The entire film deals with various comedians relating their own similar versions of a ribald joke involving scat, incest, urolagnia, bestiality, and sexual mutilation, obviously intended to be as shocking as can be, for entertainment purposes, and not necessarily advocating such activity; although it is questionable with a couple of these comedians, especially Bob Saget.

Anyhow, 'the joke' has been circling in the background with comedians for years, seeing who can out-shock the other, in a "gross-out contest"-type of dynamic, that is all. Although given the times, it could foressably be updated to include a more relevent punchline for maximum effect; however, the motion contributed by Drew Carey actually carries some weight, and without this crucial gesticulation, the other comedians' deliveries fall rather flat.

'The joke' depends upon a stark contrast of terminology and scenario between the story and punchline, whose roles can actually be reversed as well. It depends upon extreme bad taste, and is ultimately peurile in its purported 'sophomoric' comedy.

Interesting to note, is that the music industry has been doing this for years to gain notoriety, particularly in the 'Heavy & Death' Metal genre - that is, being as shocking as possible both to gain attention as well as perhaps shatter cherished taboos. Howard Stern has also been doing this type of schtick, to great results for him.

The herd love crass humor, considering the popularity of trashy icons pervasive nowadays, being that the majority of them remain in a grade school mentality, largely conducting themselves with embarassing immaturity, though justified with mutual acceptance; and thus, the success of "hack" comedy.

As to the title of the film, also noted is the herd's penchant to ridicule the wealthy, the intelligent, and the eccentric, which is obviously a reaction to their own feelings of inferiority, fear, and resentment since their peasant origins, which is altogether amusing to those who have these qualities, as well as lends a perspective of stratification. The very fact that this 'joke' exists is testament to that stratification.

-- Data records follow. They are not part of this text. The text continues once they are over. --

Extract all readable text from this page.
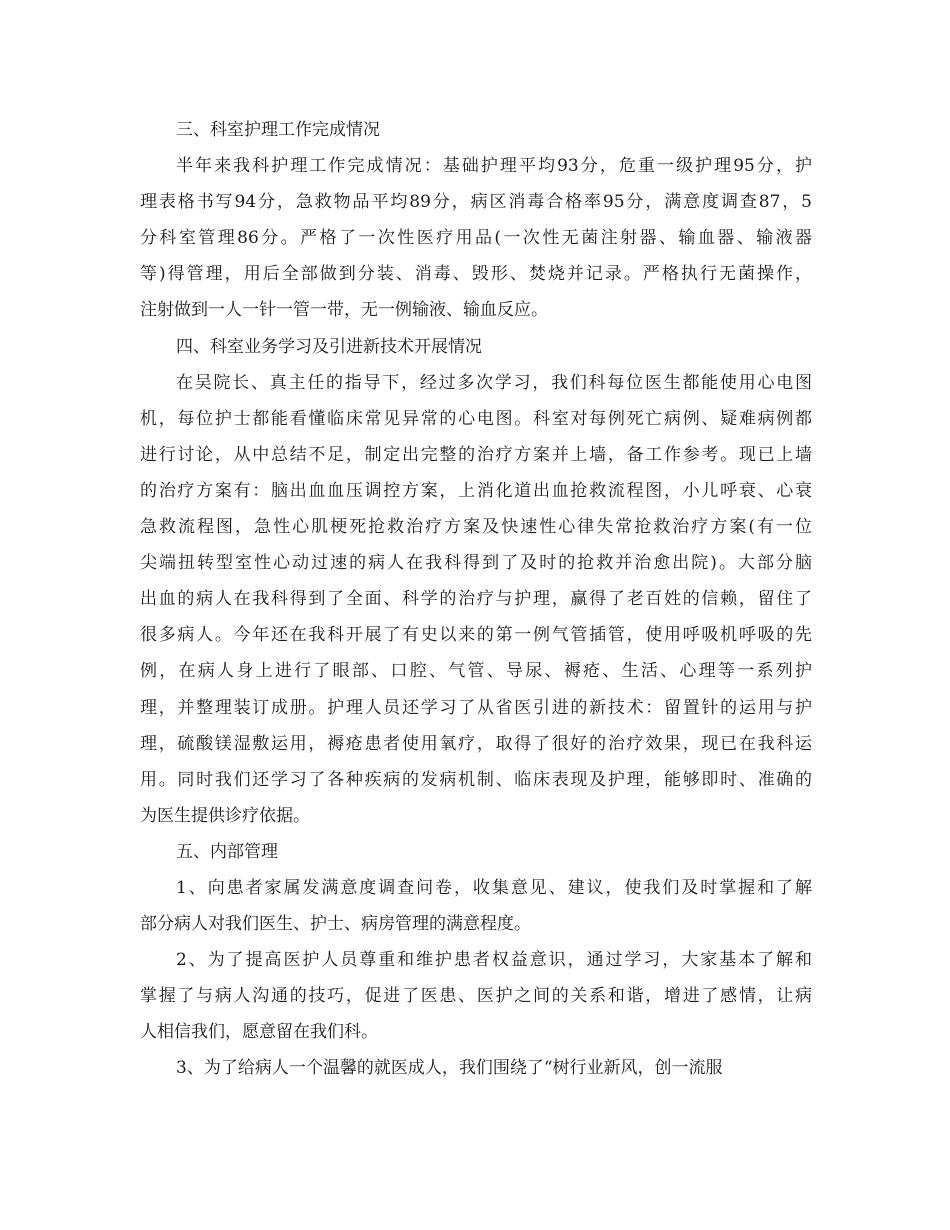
三、科室护理工作完成情况
半年来我科护理工作完成情况：基础护理平均93分，危重一级护理95分，护
理表格书写94分，急救物品平均89分，病区消毒合格率95分，满意度调查87，5
分科室管理86分。严格了一次性医疗用品(一次性无菌注射器、输血器、输液器
等)得管理，用后全部做到分装、消毒、毁形、焚烧并记录。严格执行无菌操作，
注射做到一人一针一管一带，无一例输液、输血反应。
四、科室业务学习及引进新技术开展情况
在吴院长、真主任的指导下，经过多次学习，我们科每位医生都能使用心电图
机，每位护士都能看懂临床常见异常的心电图。科室对每例死亡病例、疑难病例都
进行讨论，从中总结不足，制定出完整的治疗方案并上墙，备工作参考。现已上墙
的治疗方案有：脑出血血压调控方案，上消化道出血抢救流程图，小儿呼衰、心衰
急救流程图，急性心肌梗死抢救治疗方案及快速性心律失常抢救治疗方案(有一位
尖端扭转型室性心动过速的病人在我科得到了及时的抢救并治愈出院)。大部分脑
出血的病人在我科得到了全面、科学的治疗与护理，赢得了老百姓的信赖，留住了
很多病人。今年还在我科开展了有史以来的第一例气管插管，使用呼吸机呼吸的先
例，在病人身上进行了眼部、口腔、气管、导尿、褥疮、生活、心理等一系列护
理，并整理装订成册。护理人员还学习了从省医引进的新技术：留置针的运用与护
理，硫酸镁湿敷运用，褥疮患者使用氧疗，取得了很好的治疗效果，现已在我科运
用。同时我们还学习了各种疾病的发病机制、临床表现及护理，能够即时、准确的
为医生提供诊疗依据。
五、内部管理
1、向患者家属发满意度调查问卷，收集意见、建议，使我们及时掌握和了解
部分病人对我们医生、护士、病房管理的满意程度。
2、为了提高医护人员尊重和维护患者权益意识，通过学习，大家基本了解和
掌握了与病人沟通的技巧，促进了医患、医护之间的关系和谐，增进了感情，让病
人相信我们，愿意留在我们科。
3、为了给病人一个温馨的就医成人，我们围绕了“树行业新风，创一流服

The film can be amusing for its base descriptions, as in "how low can you go...", and largely depends upon the imagination of the individual comedian, as well as its delivery, most evident with Gilbert Gottfried's performance and Bob Saget's elaborations. It is asserted that much can be divulged about a person's character by the type of entertainment enjoyed, as well as the types of icons they are attracted towards.